The only signs of business in the complex early Tuesday afternoon was at Aloha Beauty Productions, but Hale Inu sports bar, a longtime tenant, is also still in operation there.

Kenny said the only building on the property not ready to lease is the largest, a former hotel restaurant building which most recently operated as Uncle Mikey’s nightclub.

“We’re trying to schedule a time to work on that. We figure three days and we’ll have that spotless again,” he said. “The biggest part of it is — and people aren’t aware of this — we’ve got the two stories above ground (and) there’s one story that’s underground. … Everything that needed to be stored in the past 30 years, including when it was still a Sheraton hotel, is stuffed down there. That building and that basement was the original convention center, room service, laundry and housekeeping for the original 450-unit hotel.”

Savio said the current work will cost about $200,000 to $300,000 to get the units into “rentable condition” and that the potential upgrades could be “up to $1 million.” He called the former hotel restaurant building “the premier space.”

“We’re trying to find a restaurant operator for that,” he said. “But that’s where a lot of money will be going to fix up. That’s the building that I think has the greatest potential.”

There’s another restaurant space on the property, as well, the former Topo Gigio’s and Aunty Yong’s.

“We’re working with two (possible tenants) and the first one that comes in with the numbers will take the space,” Kenny said.

Both Savio and Kenny said they’re also hoping to lure professional clients, such as doctors, lawyers and accountants, to open offices in the complex.
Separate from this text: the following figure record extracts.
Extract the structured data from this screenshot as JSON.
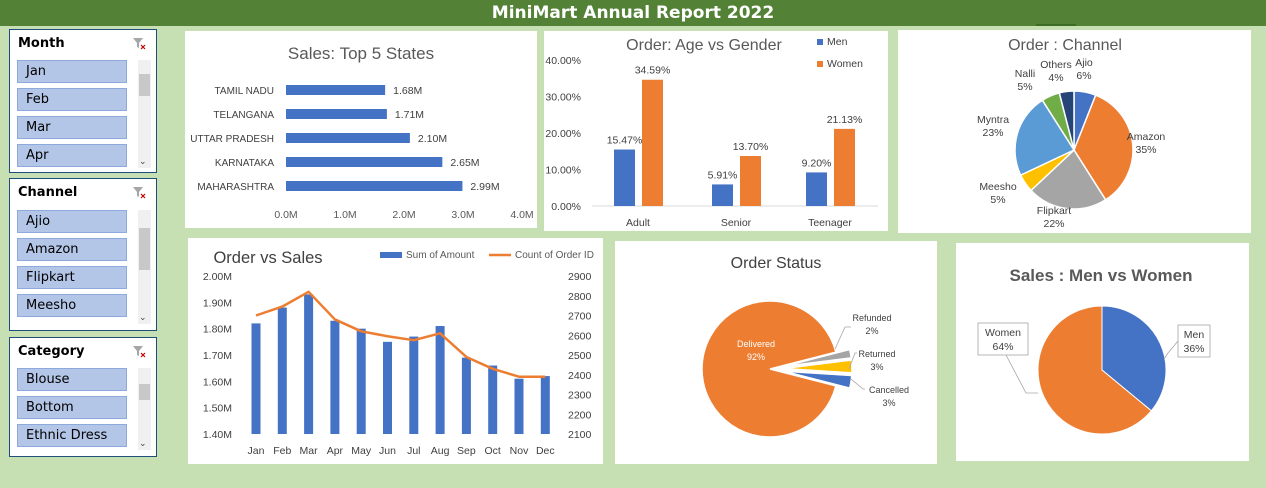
{
  "report_title": "MiniMart Annual Report 2022",
  "slicers": {
    "month": {
      "title": "Month",
      "items": [
        "Jan",
        "Feb",
        "Mar",
        "Apr"
      ]
    },
    "channel": {
      "title": "Channel",
      "items": [
        "Ajio",
        "Amazon",
        "Flipkart",
        "Meesho"
      ]
    },
    "category": {
      "title": "Category",
      "items": [
        "Blouse",
        "Bottom",
        "Ethnic Dress"
      ]
    }
  },
  "colors": {
    "blue": "#4472c4",
    "orange": "#ed7d31",
    "gray": "#a5a5a5",
    "yellow": "#ffc000",
    "lightblue": "#5b9bd5",
    "green": "#70ad47",
    "navy": "#264478"
  },
  "chart_data": [
    {
      "id": "top5",
      "type": "bar",
      "orientation": "horizontal",
      "title": "Sales: Top 5 States",
      "categories": [
        "TAMIL NADU",
        "TELANGANA",
        "UTTAR PRADESH",
        "KARNATAKA",
        "MAHARASHTRA"
      ],
      "values": [
        1.68,
        1.71,
        2.1,
        2.65,
        2.99
      ],
      "data_labels": [
        "1.68M",
        "1.71M",
        "2.10M",
        "2.65M",
        "2.99M"
      ],
      "xticks": [
        "0.0M",
        "1.0M",
        "2.0M",
        "3.0M",
        "4.0M"
      ],
      "xlim": [
        0,
        4
      ],
      "grid": false
    },
    {
      "id": "agegender",
      "type": "bar",
      "title": "Order: Age vs Gender",
      "categories": [
        "Adult",
        "Senior",
        "Teenager"
      ],
      "series": [
        {
          "name": "Men",
          "values": [
            15.47,
            5.91,
            9.2
          ],
          "labels": [
            "15.47%",
            "5.91%",
            "9.20%"
          ]
        },
        {
          "name": "Women",
          "values": [
            34.59,
            13.7,
            21.13
          ],
          "labels": [
            "34.59%",
            "13.70%",
            "21.13%"
          ]
        }
      ],
      "yticks": [
        "0.00%",
        "10.00%",
        "20.00%",
        "30.00%",
        "40.00%"
      ],
      "ylim": [
        0,
        40
      ],
      "legend": "top-right"
    },
    {
      "id": "channel",
      "type": "pie",
      "title": "Order : Channel",
      "slices": [
        {
          "name": "Ajio",
          "value": 6,
          "label": "6%"
        },
        {
          "name": "Amazon",
          "value": 35,
          "label": "35%"
        },
        {
          "name": "Flipkart",
          "value": 22,
          "label": "22%"
        },
        {
          "name": "Meesho",
          "value": 5,
          "label": "5%"
        },
        {
          "name": "Myntra",
          "value": 23,
          "label": "23%"
        },
        {
          "name": "Nalli",
          "value": 5,
          "label": "5%"
        },
        {
          "name": "Others",
          "value": 4,
          "label": "4%"
        }
      ]
    },
    {
      "id": "ordersales",
      "type": "bar",
      "title": "Order vs Sales",
      "categories": [
        "Jan",
        "Feb",
        "Mar",
        "Apr",
        "May",
        "Jun",
        "Jul",
        "Aug",
        "Sep",
        "Oct",
        "Nov",
        "Dec"
      ],
      "series": [
        {
          "name": "Sum of Amount",
          "type": "bar",
          "axis": "left",
          "values": [
            1.82,
            1.88,
            1.93,
            1.83,
            1.8,
            1.75,
            1.77,
            1.81,
            1.69,
            1.66,
            1.61,
            1.62
          ]
        },
        {
          "name": "Count of Order ID",
          "type": "line",
          "axis": "right",
          "values": [
            2700,
            2745,
            2820,
            2680,
            2620,
            2595,
            2575,
            2610,
            2490,
            2430,
            2390,
            2390
          ]
        }
      ],
      "yticks_left": [
        "1.40M",
        "1.50M",
        "1.60M",
        "1.70M",
        "1.80M",
        "1.90M",
        "2.00M"
      ],
      "ylim_left": [
        1.4,
        2.0
      ],
      "yticks_right": [
        "2100",
        "2200",
        "2300",
        "2400",
        "2500",
        "2600",
        "2700",
        "2800",
        "2900"
      ],
      "ylim_right": [
        2100,
        2900
      ],
      "legend": "top"
    },
    {
      "id": "status",
      "type": "pie",
      "title": "Order Status",
      "slices": [
        {
          "name": "Delivered",
          "value": 92,
          "label": "92%"
        },
        {
          "name": "Refunded",
          "value": 2,
          "label": "2%"
        },
        {
          "name": "Returned",
          "value": 3,
          "label": "3%"
        },
        {
          "name": "Cancelled",
          "value": 3,
          "label": "3%"
        }
      ]
    },
    {
      "id": "menwomen",
      "type": "pie",
      "title": "Sales : Men vs Women",
      "slices": [
        {
          "name": "Men",
          "value": 36,
          "label": "36%"
        },
        {
          "name": "Women",
          "value": 64,
          "label": "64%"
        }
      ]
    }
  ]
}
Kenny said that Day-Lum Rentals & Management is still handling property management and both Day-Lum and Hawaiian Island Homes are handling lease arrangements.

“Right now, we’re offering extremely favorable rents for the first tenants that move in, just to get some life into the place,” he said. “We’re talking about free rent for the first three months, CAM (common area maintenance fees) only for two to three months, low reduced rent for the next three months, continued reduced rent for the next six months, and after a year, going up to what the market value rent will be.”

Savio said he’s still in negotiations to buy the 275-unit residential portion of the Waiakea Villas property, which has separate ownership. He told the Tribune-Herald last month that he is willing to spend $25 million to develop a local-style hotel similar to the Pagoda Hotel in Honolulu, which he owns.

“We’re doing our due diligence,” he said. “We can build a hotel on the commercial property, but I’m more inclined to buy the (residential) property and put it back together. I just love the property. I think it’s unique, one of a kind.”